Equity Bank Uganda has revised its prime lending rate (PLR) reducing it significantly from 22% to 20.5% with effect from September this year.
“We would like to inform our members and the general public that in light of the market conditions, we are glad to advise that our Ugandan shilling Prime lending rates will be revised from 22% to 20.5% effective 1st September 2020,” said the bank in a recent statement.
According to Equity Bank, the change in lending rates will apply to both existing and new loan facilities.
Equity becomes the second bank to cut the lending rate after Stanbic, early this month cuts its PLR to a record low of 16% effective August 1st.

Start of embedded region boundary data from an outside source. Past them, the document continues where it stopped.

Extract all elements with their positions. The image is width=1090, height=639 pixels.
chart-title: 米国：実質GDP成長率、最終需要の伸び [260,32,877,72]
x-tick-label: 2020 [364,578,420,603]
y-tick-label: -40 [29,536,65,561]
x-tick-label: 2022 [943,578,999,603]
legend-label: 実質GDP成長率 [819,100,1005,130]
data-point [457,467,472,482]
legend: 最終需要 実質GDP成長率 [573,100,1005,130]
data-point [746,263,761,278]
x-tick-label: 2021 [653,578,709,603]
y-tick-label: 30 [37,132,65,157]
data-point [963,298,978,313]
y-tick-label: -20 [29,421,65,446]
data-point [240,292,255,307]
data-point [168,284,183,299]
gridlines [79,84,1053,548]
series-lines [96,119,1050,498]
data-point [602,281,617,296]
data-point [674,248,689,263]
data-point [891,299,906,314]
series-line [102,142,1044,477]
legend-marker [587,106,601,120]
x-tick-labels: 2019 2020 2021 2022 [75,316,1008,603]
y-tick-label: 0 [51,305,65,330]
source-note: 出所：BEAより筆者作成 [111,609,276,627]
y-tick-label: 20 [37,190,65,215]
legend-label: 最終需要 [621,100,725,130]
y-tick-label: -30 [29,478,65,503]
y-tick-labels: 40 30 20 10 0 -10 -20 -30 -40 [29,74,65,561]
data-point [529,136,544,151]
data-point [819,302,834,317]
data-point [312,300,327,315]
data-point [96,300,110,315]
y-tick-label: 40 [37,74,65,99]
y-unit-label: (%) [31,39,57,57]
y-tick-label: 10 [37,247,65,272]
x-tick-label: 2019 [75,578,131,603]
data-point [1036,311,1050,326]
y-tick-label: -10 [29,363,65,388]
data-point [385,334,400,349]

Bank of Uganda (BoU) last month cut the Central Bank Rate (CBR) by 200 basis points to 7%, a moved aiming to cushion the economy and encourage lending to households and businesses that were battered by the effects of the Covid-19 lockdown.
Central Bank to commercial banks
The Central Bank, early this month in a letter by the Governor Emmanuel Tumusiime Mutebile to chief executive officers of commercial banks, copied to the Uganda Bankers Association, urged the banks to lower their lending rates.
In the letter, Mutebile said he was disheartened that lending rates were not reducing, despite a couple of reductions to the benchmark Central Bank Rate (CBR) since 2016.
The CBR was slashed by 200 basis points to 7%, the lowest ever, between April and June, to counter the effects of the Coronavirus on the economy. However, the weighted average industry lending rates rose to 18.8% in May, from 17.7% in April, against BOU’s signal for a reduction.
The CBR is the benchmark rate at which financial institutions borrow from the central bank. When a bank is facing liquidity (cash) challenges, they borrow money from the central bank or from other banks, using the CBR as the benchmark rate.
The lockdown has adversely affected borrowers’ ability to meet their loan obligations with several commercial banks.